For safety reasons, this should be a joint effort, with both dog and owner participating. Keep your dog from swallowing something he shouldn’t by using his leash at all times.

Make your dog a spectacular Easter basket 

Show your dog some love with a special basket filled with his favorite treats and toys. Or better yet—put your goodies in a new dog bed so your pup can take a well-deserved snooze after Easter dinner. 

Avoid dangerous filler items like fake Easter “grass,” and cut off any tags and packaging on new toys. If swallowed, these choking hazards can cause intestinal obstruction, requiring an unpleasant vet visit—the literal opposite of how you want to spend your Easter holiday.

Here are some dog-approved ideas for Easter basket goodies:

 

  • Puzzle feeders to keep his brain in tip-top shape
  • A new outdoor toy to enjoy together (maybe this is the year your pooch masters frisbee?)
  • A stylish new collar (think: spring colors and florals!)
  • A pair of bunny ears (if your dog will tolerate them)
  • Plush toys and chew toys
  • Doggy ice cream 
  • Hardboiled eggs
  • Doggy dental chews (to keep those pearly whites clean and healthy)
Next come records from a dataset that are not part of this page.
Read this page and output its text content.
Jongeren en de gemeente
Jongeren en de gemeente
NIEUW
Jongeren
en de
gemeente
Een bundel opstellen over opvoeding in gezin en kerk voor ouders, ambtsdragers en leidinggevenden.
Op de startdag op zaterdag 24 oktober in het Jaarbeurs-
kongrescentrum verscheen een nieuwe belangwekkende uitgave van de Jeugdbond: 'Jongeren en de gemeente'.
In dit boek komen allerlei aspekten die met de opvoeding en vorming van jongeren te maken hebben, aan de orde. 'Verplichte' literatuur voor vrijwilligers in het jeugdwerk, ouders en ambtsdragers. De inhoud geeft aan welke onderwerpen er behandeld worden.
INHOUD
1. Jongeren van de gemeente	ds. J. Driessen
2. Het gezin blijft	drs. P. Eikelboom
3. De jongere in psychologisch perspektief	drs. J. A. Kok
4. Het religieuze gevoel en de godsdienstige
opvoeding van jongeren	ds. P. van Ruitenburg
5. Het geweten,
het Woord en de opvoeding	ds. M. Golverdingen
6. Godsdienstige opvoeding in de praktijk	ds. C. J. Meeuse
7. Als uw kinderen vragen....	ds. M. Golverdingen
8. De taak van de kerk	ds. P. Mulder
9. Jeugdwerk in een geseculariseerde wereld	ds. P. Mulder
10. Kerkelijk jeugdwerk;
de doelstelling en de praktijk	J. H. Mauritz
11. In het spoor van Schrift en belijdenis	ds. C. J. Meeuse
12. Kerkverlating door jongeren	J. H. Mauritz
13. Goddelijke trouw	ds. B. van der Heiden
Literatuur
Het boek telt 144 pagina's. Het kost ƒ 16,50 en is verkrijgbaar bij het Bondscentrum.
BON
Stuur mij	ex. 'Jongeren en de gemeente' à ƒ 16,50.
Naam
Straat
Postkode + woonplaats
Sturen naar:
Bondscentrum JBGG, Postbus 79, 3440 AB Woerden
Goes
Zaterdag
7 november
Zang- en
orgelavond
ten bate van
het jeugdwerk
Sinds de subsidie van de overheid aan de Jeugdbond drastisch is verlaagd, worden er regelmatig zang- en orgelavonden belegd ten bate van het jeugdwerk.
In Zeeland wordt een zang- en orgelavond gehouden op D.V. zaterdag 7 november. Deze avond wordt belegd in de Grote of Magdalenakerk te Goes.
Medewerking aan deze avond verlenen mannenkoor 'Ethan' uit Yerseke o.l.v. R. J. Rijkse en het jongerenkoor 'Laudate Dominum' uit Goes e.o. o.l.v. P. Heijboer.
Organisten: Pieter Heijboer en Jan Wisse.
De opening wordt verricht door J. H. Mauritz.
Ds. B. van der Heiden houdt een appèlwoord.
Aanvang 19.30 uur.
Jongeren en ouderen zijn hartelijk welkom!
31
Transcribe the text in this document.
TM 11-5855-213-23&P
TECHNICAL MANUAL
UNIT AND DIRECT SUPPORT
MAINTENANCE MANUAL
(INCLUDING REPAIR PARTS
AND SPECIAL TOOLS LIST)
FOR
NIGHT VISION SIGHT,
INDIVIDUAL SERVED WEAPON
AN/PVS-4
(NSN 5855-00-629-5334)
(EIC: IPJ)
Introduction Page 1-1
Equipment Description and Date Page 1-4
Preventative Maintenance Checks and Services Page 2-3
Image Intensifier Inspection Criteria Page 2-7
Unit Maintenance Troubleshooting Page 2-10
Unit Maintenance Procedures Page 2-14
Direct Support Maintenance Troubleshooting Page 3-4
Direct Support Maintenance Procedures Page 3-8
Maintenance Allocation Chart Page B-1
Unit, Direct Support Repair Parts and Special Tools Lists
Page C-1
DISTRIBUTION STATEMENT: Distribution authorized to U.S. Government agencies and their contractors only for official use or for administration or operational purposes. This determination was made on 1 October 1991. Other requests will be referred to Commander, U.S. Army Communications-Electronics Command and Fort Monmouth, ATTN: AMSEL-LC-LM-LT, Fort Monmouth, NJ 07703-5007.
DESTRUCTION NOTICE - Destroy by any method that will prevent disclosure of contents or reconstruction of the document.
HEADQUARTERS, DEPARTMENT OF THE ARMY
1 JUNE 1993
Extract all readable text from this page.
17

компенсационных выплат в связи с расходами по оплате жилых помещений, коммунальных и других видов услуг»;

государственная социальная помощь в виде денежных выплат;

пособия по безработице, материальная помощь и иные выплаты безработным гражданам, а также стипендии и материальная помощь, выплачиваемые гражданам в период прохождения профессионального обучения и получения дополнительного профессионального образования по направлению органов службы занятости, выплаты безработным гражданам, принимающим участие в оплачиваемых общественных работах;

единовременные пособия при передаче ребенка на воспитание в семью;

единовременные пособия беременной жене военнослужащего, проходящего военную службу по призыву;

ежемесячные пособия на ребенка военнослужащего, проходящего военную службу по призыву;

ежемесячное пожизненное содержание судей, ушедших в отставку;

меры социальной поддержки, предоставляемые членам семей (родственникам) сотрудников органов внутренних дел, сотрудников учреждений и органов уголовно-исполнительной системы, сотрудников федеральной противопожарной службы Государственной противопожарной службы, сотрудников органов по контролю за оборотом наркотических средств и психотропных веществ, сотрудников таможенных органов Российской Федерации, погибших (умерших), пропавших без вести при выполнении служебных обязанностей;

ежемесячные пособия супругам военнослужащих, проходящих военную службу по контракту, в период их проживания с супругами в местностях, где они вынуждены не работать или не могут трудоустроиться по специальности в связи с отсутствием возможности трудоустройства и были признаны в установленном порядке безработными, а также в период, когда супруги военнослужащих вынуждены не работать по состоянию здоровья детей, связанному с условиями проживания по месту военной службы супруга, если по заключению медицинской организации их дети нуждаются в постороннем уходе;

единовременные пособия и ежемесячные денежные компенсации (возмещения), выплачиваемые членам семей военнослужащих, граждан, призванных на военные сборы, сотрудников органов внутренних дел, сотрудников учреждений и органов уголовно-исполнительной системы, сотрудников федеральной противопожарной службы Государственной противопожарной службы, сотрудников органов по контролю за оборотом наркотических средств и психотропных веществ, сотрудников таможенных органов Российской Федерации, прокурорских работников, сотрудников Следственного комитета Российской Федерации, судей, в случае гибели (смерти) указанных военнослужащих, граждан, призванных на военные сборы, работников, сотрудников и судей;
Set up an Easter photoshoot

Image by Caity via Pixabay

Commemorate your special time together with an Instagram-worthy photo sesh that will get all the “likes.” Gather some props (bunny ears are a given), and get snapping. You’ll probably need to take a lot of photos to land that perfect shot. 

Treat your dog to a special Easter meal

Why not spoil your dog with something he really likes: food! There are plenty of nutritious human foods that are ok to share with our canine counterparts.  

While ham is a popular entree at the Easter dinner table, it’s not the best meat to share with your dog. Healthier protein options include lamb, salmon, and chicken, provided, of course, they don’t have any seasoning or spices on them. If you’d like to serve your dog some meat or fish this holiday, remove his portion and cook it separately without oils or seasonings. 

What else can you pile on your dog’s dinner plate?

Carrots are a doggy favorite. Feed them to your pooch raw or cooked, but again—no seasonings. For some extra vitamins, treat your dog to some green beans, peas, or brussel sprouts. Making your famous deviled eggs? This year, set aside one or two hardboiled eggs for Fido. To satisfy your dog’s sweet tooth, serve up some apple slices—minus the seeds and the core, which are toxic to dogs. 

As you can see, Easter affords us the perfect excuse to show our dogs some extra love. No matter how you choose to celebrate, getting your dog involved is half the fun. How do you celebrate spring with your furry pal?